Elevate Your Impact: A Call to Employers for Technical High School Work-Based Learning
The following article was submitted by the Connecticut Technical Education and Career System. It is posted here with permission.
The dawn of a new year brings with it a renewed sense of purpose and commitment to progress. What better way to kickstart 2024 than by investing in the future leaders of your industry?
The Connecticut Technical Education and Career System’s Work-Based Learning Program isn’t just about education; it’s about fostering the skills and talents needed to thrive in the modern workforce.
WBL experiences help prepare students for the transition from high school to the world of work and are an invaluable training experience by helping them to develop a deep understanding of the concepts they are learning in the classroom.
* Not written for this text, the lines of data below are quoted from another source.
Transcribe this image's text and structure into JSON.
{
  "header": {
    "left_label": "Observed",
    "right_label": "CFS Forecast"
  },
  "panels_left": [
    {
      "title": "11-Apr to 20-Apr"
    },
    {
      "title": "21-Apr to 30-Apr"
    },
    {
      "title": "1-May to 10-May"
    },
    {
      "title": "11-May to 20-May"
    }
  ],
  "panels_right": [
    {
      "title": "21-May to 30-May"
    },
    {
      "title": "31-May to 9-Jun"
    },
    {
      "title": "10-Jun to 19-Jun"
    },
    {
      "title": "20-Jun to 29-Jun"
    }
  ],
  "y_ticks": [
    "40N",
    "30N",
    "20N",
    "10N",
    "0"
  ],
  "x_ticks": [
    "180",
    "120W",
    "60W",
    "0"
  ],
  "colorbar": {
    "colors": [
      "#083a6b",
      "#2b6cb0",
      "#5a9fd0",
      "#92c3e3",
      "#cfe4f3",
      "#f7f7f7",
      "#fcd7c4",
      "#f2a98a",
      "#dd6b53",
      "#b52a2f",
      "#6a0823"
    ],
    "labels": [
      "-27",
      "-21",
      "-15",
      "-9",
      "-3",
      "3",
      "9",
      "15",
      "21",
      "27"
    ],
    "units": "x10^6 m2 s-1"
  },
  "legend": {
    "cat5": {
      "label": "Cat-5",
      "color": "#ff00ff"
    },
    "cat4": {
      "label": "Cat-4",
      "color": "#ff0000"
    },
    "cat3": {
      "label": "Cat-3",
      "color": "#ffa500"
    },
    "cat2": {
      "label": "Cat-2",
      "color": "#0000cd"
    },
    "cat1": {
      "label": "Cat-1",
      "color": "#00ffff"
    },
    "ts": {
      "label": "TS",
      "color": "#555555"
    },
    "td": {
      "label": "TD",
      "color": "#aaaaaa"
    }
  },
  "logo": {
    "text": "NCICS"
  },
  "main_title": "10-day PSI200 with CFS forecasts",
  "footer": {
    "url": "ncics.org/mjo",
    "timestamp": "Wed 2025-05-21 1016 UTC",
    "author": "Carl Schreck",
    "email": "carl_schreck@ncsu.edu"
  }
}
Through work-based learning, local employers can hire juniors and seniors and provide them with on-the-job training.
The programs take place during the school day and students not only receive credit towards their trade program, but they also get paid.
Notably, through an agreement with the state Department of Labor, CTECS students can work in hazardous careers as early at 16.
Engaging with our work-based learning program provides numerous benefits to your business.
Firstly, you gain access to a pool of young, talented individuals who bring fresh perspectives and a hunger to learn.
Moreover, you have the opportunity to mold future professionals according to your industry’s specific needs.
By providing mentorship and on-the-job training, you can shape students into assets who understand the nuances of your sector, saving valuable time and resources on traditional training methods.
In addition to these advantages, your company will be recognized as a community leader committed to education and workforce development.
Your involvement is not just an investment in the future; it is a commitment to the growth and sustainability of your industry.
CTECS students are the answer to the skilled labor shortage in Connecticut, and your involvement can bridge the gap between theoretical knowledge and practical application.